Watching videos of Hanley Ramirez’s defense is a lot like using illegal drugs: a little bit is probably fine but too many will definitely kill you. Since taking over in left for the Red Sox this season, Ramirez has engendered strong opinions about his defensive abilities. To some, he’s horrible. Others say, no, he’s horrendous. Some others might point out that those are synonyms and the first two groups are being idiots anyway because Hanley is beyond horrendous and horrible and is, plainly, the worst. It is this third group of people who are correct.

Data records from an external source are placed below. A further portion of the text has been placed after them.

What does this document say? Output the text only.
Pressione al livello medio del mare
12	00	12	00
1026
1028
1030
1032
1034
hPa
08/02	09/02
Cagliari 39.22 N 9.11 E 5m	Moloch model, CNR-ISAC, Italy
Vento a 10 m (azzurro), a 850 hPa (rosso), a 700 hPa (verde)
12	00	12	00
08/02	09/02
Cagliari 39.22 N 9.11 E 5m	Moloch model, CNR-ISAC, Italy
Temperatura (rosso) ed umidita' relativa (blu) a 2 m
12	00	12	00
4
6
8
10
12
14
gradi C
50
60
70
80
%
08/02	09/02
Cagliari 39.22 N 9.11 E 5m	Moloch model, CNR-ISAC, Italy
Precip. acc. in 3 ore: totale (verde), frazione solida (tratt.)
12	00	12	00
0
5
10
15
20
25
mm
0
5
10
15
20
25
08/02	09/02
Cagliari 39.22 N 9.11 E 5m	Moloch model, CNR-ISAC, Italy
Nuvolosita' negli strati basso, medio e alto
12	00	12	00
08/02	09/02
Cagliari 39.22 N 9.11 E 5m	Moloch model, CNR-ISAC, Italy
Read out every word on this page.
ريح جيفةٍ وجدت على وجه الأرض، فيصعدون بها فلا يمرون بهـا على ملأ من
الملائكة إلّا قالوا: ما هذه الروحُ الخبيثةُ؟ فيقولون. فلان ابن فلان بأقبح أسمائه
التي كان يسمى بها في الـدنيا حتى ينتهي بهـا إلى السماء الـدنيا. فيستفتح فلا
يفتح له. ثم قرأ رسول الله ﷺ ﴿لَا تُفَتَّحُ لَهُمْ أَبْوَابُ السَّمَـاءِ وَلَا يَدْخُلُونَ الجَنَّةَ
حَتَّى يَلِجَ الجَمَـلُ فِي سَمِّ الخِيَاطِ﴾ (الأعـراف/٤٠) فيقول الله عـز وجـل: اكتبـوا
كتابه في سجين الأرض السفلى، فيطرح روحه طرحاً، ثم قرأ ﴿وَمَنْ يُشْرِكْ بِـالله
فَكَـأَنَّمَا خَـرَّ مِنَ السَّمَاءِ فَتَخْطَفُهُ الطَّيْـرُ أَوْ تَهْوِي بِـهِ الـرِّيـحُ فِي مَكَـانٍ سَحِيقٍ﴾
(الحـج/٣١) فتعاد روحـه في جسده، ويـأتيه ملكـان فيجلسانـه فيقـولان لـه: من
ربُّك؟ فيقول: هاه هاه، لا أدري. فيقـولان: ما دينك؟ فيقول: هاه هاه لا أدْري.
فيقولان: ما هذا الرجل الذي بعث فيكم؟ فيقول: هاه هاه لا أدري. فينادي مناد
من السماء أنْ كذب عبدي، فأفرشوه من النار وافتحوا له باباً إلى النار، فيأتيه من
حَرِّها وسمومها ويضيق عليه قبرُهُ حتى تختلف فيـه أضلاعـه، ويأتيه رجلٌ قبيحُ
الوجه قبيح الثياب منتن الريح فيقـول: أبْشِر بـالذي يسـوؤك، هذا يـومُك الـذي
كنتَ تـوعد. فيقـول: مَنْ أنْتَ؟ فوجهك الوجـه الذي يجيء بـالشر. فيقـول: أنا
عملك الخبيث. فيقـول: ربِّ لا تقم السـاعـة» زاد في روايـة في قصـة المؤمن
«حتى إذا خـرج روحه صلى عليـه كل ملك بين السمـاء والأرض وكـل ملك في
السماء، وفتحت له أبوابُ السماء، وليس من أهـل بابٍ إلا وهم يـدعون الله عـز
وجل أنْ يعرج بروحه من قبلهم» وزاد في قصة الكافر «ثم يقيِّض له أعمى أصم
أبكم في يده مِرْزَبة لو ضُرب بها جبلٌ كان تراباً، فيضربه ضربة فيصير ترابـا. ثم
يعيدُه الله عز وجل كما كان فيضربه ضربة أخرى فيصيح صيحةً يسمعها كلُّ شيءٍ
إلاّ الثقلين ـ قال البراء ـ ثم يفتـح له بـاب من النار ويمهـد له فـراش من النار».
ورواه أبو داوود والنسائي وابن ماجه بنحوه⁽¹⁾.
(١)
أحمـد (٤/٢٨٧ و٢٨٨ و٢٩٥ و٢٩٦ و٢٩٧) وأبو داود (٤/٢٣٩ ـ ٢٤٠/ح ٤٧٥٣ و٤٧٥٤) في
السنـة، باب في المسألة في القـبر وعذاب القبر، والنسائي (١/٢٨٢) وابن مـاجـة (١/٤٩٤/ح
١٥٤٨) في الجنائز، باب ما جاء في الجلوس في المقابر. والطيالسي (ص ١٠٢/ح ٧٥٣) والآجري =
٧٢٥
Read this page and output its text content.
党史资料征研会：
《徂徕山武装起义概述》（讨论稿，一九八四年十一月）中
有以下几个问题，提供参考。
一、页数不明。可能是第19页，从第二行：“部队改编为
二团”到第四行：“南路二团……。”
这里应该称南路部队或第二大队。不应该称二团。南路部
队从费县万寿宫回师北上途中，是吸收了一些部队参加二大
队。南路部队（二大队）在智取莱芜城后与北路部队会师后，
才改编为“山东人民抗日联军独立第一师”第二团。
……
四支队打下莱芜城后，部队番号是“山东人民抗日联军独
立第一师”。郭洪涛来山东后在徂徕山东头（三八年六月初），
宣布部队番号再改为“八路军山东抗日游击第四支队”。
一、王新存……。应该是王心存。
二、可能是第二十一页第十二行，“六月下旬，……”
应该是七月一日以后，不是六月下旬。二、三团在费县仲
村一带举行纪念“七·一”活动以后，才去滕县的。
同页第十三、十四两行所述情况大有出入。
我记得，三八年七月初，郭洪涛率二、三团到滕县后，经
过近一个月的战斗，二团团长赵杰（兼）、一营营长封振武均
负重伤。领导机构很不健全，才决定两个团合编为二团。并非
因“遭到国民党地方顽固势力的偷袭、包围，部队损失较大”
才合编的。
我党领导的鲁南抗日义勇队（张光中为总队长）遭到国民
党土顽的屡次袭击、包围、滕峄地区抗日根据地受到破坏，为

He spent 11 seasons playing shortstop for two major-league teams. He’s an athlete. He has athlete skills. A free agent this past offseason, he explicitly wanted to come back to Boston, the team that signed him as a teenager, and to do so, he agreed to move to left field. With the exception of first base, probably, left is the least challenging of the defensive positions. Or rather, it’s not that it’s not challenging, it’s that mostly anyone who is decent enough to have played shortstop in the majors should be good at it. Should be. Except, in Hanley’s case, no. He’s not good. In fact, he’s bad. Very bad. But we don’t have to fall back on adverbs because this is FanGraphs and we have numbers!

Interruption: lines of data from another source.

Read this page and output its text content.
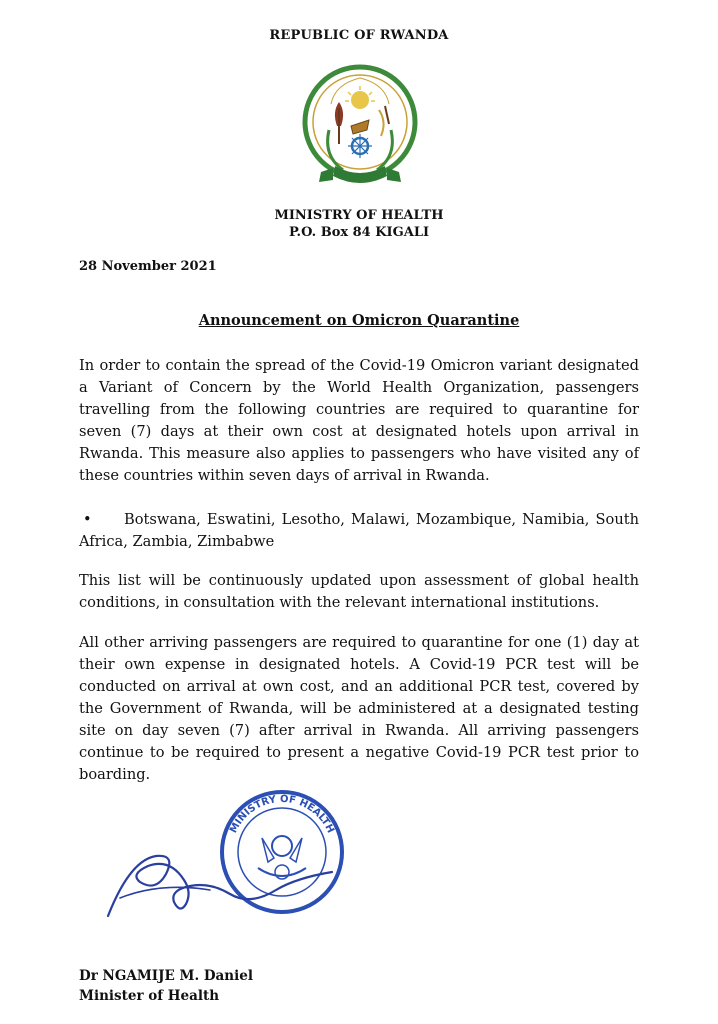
REPUBLIC OF RWANDA
MINISTRY OF HEALTH
P.O. Box 84 KIGALI
28 November 2021
Announcement on Omicron Quarantine
In order to contain the spread of the Covid-19 Omicron variant designated a Variant of Concern by the World Health Organization, passengers travelling from the following countries are required to quarantine for seven (7) days at their own cost at designated hotels upon arrival in Rwanda. This measure also applies to passengers who have visited any of these countries within seven days of arrival in Rwanda.
• Botswana, Eswatini, Lesotho, Malawi, Mozambique, Namibia, South Africa, Zambia, Zimbabwe
This list will be continuously updated upon assessment of global health conditions, in consultation with the relevant international institutions.
All other arriving passengers are required to quarantine for one (1) day at their own expense in designated hotels. A Covid-19 PCR test will be conducted on arrival at own cost, and an additional PCR test, covered by the Government of Rwanda, will be administered at a designated testing site on day seven (7) after arrival in Rwanda. All arriving passengers continue to be required to present a negative Covid-19 PCR test prior to boarding.
MINISTRY OF HEALTH
Dr NGAMIJE M. Daniel
Minister of Health
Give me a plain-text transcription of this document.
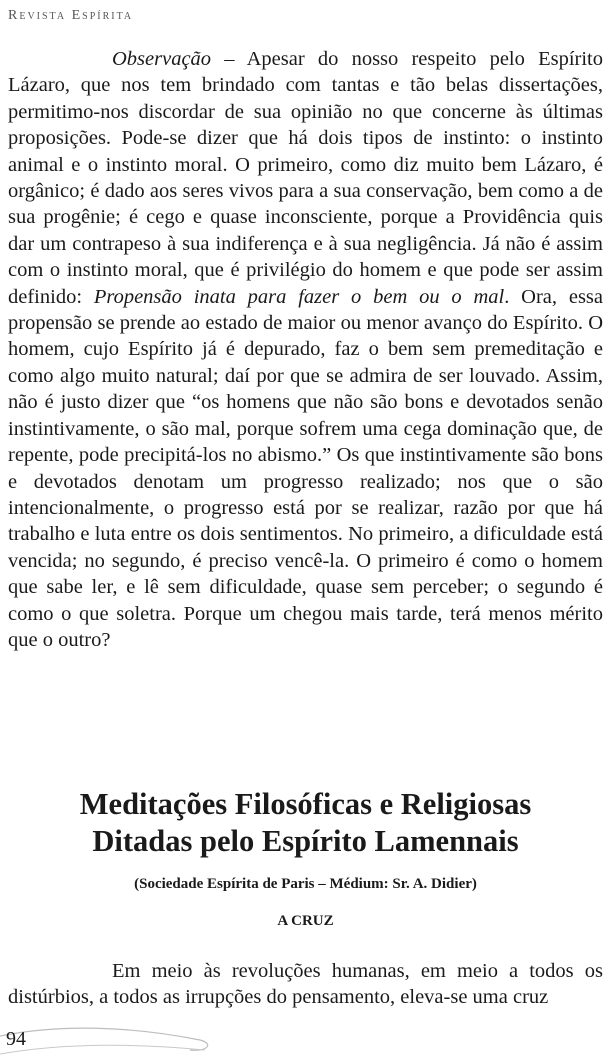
Revista Espírita

Observação – Apesar do nosso respeito pelo Espírito Lázaro, que nos tem brindado com tantas e tão belas dissertações, permitimo-nos discordar de sua opinião no que concerne às últimas proposições. Pode-se dizer que há dois tipos de instinto: o instinto animal e o instinto moral. O primeiro, como diz muito bem Lázaro, é orgânico; é dado aos seres vivos para a sua conservação, bem como a de sua progênie; é cego e quase inconsciente, porque a Providência quis dar um contrapeso à sua indiferença e à sua negligência. Já não é assim com o instinto moral, que é privilégio do homem e que pode ser assim definido: Propensão inata para fazer o bem ou o mal. Ora, essa propensão se prende ao estado de maior ou menor avanço do Espírito. O homem, cujo Espírito já é depurado, faz o bem sem premeditação e como algo muito natural; daí por que se admira de ser louvado. Assim, não é justo dizer que “os homens que não são bons e devotados senão instintivamente, o são mal, porque sofrem uma cega dominação que, de repente, pode precipitá-los no abismo.” Os que instintivamente são bons e devotados denotam um progresso realizado; nos que o são intencionalmente, o progresso está por se realizar, razão por que há trabalho e luta entre os dois sentimentos. No primeiro, a dificuldade está vencida; no segundo, é preciso vencê-la. O primeiro é como o homem que sabe ler, e lê sem dificuldade, quase sem perceber; o segundo é como o que soletra. Porque um chegou mais tarde, terá menos mérito que o outro?

Meditações Filosóficas e Religiosas
Ditadas pelo Espírito Lamennais
(Sociedade Espírita de Paris – Médium: Sr. A. Didier)
A CRUZ

Em meio às revoluções humanas, em meio a todos os distúrbios, a todos as irrupções do pensamento, eleva-se uma cruz

94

The thing is, almost all of those numbers are big and start with a negative sign. It’s not like we’re debating the MVP here and Trout has 70,000 WAR and Cabrera has 69,999 WAR. The worst left fielder in baseball by UZR is Hanley at -15.2. The next worst is Chris Colabello at -9.1. The difference between Ramirez and Colabello is the difference between Colabello and Dalton Pompey, 13 guys up the list. Put another way, Ramirez has done as much damage to the Red Sox in left field (again, by UZR) as the second-worst left fielder and fourth-worst left fielder combined. If this were a good thing we’d say Ramirez was dominating the position, but it’s not so we can’t say that.